The deficit expanded 38.7 percent to $59.7 billion from a $43.1 billion shortfall in June 2011, the Treasury Department said today in Washington. The gap matches the projected $60 billion deficit, according to the median estimate in a Bloomberg News survey. For the first nine months of this fiscal year the deficit was 6.8 percent narrower than in the year-earlier period.
“The budget deficit is bad, but it is not as bad as the June figures suggest,” Chris Rupkey, chief financial economist at Bank of Tokyo-Mitsubishi UFJ Ltd. in New York, said by e-mail before today’s report. “July social security benefits went out early in June due to the July 4 holiday, which boosted outlays, and next month’s deficit will be underreported as a result.”

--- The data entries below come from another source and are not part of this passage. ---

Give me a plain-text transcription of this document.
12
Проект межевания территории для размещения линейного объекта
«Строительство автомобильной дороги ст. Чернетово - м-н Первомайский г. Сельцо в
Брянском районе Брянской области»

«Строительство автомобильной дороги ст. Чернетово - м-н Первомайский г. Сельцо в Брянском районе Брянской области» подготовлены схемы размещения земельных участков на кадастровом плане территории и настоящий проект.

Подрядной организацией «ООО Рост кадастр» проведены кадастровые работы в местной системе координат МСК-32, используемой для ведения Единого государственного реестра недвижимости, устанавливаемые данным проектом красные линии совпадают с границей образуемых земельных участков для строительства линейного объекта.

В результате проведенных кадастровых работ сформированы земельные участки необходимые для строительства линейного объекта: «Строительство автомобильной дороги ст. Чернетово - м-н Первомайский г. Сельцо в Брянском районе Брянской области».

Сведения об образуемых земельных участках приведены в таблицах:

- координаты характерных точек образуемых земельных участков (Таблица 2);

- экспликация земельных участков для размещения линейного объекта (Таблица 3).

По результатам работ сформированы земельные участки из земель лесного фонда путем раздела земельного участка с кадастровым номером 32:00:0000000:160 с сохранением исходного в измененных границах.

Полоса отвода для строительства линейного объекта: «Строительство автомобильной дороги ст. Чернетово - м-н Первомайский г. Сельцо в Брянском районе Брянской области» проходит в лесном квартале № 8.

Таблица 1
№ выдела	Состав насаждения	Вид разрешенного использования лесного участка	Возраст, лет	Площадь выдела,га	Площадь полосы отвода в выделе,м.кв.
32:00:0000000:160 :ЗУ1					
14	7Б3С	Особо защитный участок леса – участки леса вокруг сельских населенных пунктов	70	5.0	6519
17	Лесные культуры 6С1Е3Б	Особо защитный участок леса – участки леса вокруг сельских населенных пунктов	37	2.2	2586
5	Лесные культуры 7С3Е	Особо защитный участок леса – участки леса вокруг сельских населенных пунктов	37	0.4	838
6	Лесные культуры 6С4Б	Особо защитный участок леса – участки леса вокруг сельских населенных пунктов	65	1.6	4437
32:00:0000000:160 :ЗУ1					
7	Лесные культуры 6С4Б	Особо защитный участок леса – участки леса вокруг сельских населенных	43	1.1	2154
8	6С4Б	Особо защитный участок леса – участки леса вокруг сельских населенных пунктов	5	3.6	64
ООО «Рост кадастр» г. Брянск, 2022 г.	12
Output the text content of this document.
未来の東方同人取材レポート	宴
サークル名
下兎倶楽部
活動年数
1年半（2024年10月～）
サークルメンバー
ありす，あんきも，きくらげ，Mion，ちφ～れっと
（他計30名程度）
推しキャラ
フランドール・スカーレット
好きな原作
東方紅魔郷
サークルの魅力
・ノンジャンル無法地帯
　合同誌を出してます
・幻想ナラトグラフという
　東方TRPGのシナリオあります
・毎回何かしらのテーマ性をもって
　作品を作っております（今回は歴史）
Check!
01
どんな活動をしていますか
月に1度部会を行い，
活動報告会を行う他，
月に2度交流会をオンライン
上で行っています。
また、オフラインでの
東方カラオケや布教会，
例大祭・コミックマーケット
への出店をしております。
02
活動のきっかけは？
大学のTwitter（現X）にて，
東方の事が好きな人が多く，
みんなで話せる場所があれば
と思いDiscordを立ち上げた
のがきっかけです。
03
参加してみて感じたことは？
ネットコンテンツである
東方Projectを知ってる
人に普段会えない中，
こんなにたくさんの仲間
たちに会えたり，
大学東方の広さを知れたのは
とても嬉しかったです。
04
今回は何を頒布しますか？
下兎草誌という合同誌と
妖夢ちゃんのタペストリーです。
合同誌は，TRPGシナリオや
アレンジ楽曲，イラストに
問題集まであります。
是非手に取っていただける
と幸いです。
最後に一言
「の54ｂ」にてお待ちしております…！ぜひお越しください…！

Revenue rose by 4.2 percent in June from the same month a year earlier to $260.2 billion from $249.7 billion, and spending rose to $319.9 billion from $292.7 billion.
Estimates of the June budget gap ranged from $80 billion to $37 billion in the Bloomberg survey of 22 economists.
In the first nine months of the fiscal year that began in October, the budget deficit narrowed to $904.2 billion from $970.5 billion in the same period last year.
Individual income tax receipts in the first nine months of this fiscal year rose 3.1 percent to $840.5 billion from $814.9 billion in the same period last year. Corporate income tax receipts rose 31 percent to $175.9 billion from $134.3 billion.
If Congress does nothing on tax cuts championed by former President George W. Bush, 82.9 percent of U.S. households would face tax increases averaging $3,701, according to the Tax Policy Center, a nonpartisan research group in Washington. More than 98 percent of households earning more than $50,000 a year would pay higher taxes.
The Congressional Budget Office estimated this week the June deficit would be $60 billion. The CBO said in a report dated July 9 that spending was influenced by the shift of certain payments from July to June.
“If not for those timing shifts, the deficit in June 2012 would have been $19 billion less than the shortfall in June 2011,” the non-partisan CBO said July 9.